Featuring the first glass curtain wall in the United States, the Hallidie Building in San Francisco still feels surprisingly modern 100 years after its completion.
When the Hallidie Building was completed in 1918, it presented a striking contrast to the heavy masonry structures that lined the streets of San Francisco and most other cities in America. Designed by noted Bay Area architect Willis Polk (1867-1924), the building is most notable as the first example of a glass curtain wall in the United States. The strikingly transparent glass facade, which feels incredibly light, comprises operable glass panels set in a grid of steel mullions adorned with gilded ornamentation along the upper and lower floors and artfully integrated fire escapes.
While the curtain wall is indeed a brilliant innovation for the time, it would not have been possible with the building’s reinforced concrete structure, which was still a relatively new material in the early 20th century.

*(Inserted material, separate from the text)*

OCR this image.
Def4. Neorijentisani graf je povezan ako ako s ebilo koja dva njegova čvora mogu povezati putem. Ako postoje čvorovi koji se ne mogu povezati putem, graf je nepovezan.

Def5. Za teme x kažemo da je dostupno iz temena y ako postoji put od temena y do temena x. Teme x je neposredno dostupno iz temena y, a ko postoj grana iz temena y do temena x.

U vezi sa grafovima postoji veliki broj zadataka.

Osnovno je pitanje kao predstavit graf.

Surprisingly, despite the Hallidie Building’s innovations, it did not have a strong influence on architecture in America. Large glass-enclosed office towers wouldn’t begin to appear in the country until several decades later, after the Second World War, largely resulting from the influence of Mies van der Rohe.
As often happens with buildings that are ahead of their time, some parts of the Hallidie Building did not stand the test of it. After years of damage and corrosion caused by the rain and fog of San Francisco and exasperated by the building’s early steel components, a restoration-renovation was undertaken in 2011 and completed in 2013 — in time for the building’s centennial birthday. The renovation was successful in retaining all the qualities that made the Hallidie Building such a pioneering structure, while updating the building to meet contemporary safety and comfort standards.